After all, there’s a reason why his fit with this team, and specifically within this system, has been discussed ad nauseam: because it’s not good. Green and Butler need shooters around them because neither of them can shoot (even though Green has been respectable from 3 and Butler is shooting a low-volume 45%), and Kuminga is anything but a reliable shooter. The thing he does best, attack downhill, the Warriors don’t want him to do except for in very specific situations. It’s too fine a line to walk. He’s going to veer off and when he does, he gets yanked and/or blamed by way of thinly veiled digs about agendas, as if these intangible factors are the reason Golden State is a .500 team.
They’re not. This is a full-roster issue. No one player deserves blame. It is what it is. Everyone wants these young guys to be better than they actually are, in part because they look pretty damn good at times and it gets everyone’s hopes up. But none of it is consistent. That’s the difference between role players and All-Stars. You can’t turn the former into the latter by pulling the right rotations out of a hat. Richard has been brilliant as a rookie. Kerr started him against Portland and then only played him nine minutes. Every night becomes a guessing game of who’s going to get the time. One game Payton II can’t get 10 minutes. The next he’s in the closing lineup.
None of this is a knock on Kerr, by the way. He wants these guys to play in a way that forces him to hand over a solidified spot. But none of them do it consistently. So he try tries to mix and match the strengths of a flawed group. Podziemski’s energy and paint gravity. Payton’s defense and offensive connectivity. Moody and Hield when they’re hot. Kuminga when he’s flowing. Getting all these things to line up is like trying to time the stock market, and right now the Warriors are barely breaking even thanks to a few Curry flurries.
That’s not sustainable. Something has to change, and chances are it’s going to be Kuminga. At this point, it’s just better for everyone to trade him. End the charade. Let the guy have a chance with a team that will allow him to grow through his mistakes and bring back a player who can help a Warriors team that is, for all its flaws, still as good as anyone not named the Thunder on the right night.
To that end, Kuminga — in part because he has, in fact, played so well for the most part — is expected to be a hot commodity on the market as the trade deadline approaches, according to Mark Stein, citing one league executive who tabbed Kuminga as “one of the best trade chips in the league.”
So fire up the hypotheticals, because at this point, who wants to do this dance anymore? That contract, it appears now more than ever, was always an arranged marriage headed for divorce. Will whatever comes back in a potential Kuminga deal put the Warriors in position to truly contend for a championship? Maybe. Chances are, even as constructed, they will catch their breath after this rough travel schedule to start the season and go on a run. Ultimately, they were always going to be a team built to win 16 playoff games rather than X number of regular-season games. They want to avoid the play-in tournament, but they don’t care about seeding. If you have Curry on offense and Green on defense, you have a chance.
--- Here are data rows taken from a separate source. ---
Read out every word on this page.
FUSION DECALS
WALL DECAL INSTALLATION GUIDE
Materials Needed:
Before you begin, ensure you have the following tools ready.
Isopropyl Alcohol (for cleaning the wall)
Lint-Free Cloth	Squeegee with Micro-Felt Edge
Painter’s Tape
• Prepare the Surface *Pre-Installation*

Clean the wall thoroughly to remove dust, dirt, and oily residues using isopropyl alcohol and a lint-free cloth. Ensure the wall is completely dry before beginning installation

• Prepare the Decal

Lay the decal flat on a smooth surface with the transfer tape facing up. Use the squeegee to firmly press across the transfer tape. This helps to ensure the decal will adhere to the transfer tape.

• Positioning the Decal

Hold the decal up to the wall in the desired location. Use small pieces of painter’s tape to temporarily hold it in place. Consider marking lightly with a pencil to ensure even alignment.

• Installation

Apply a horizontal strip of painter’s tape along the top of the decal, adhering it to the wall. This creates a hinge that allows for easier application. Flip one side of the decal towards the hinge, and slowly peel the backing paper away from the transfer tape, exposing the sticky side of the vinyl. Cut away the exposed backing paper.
But enough with the Kuminga experiment. As long as he’s with the team, even if these comments aren’t actually aimed at him, the Warriors should be going out of their way to not even give the appearance that they’re talking in Kuminga code. After they got blasted by OKC, the talk should have been about Curry playing poorly. Green has had some stinkers this year. Butler is still way too passive in way too many situations begging for him to take control.
So say that. Put the blame on the max-contract guys with established careers and reputations. It’s not to suggest all this chemistry and role-acceptance from the young guys stuff doesn’t matter, but at the end of the day it’s about playing basketball. And the Warriors, from top to bottom, haven’t done that well enough to start the season.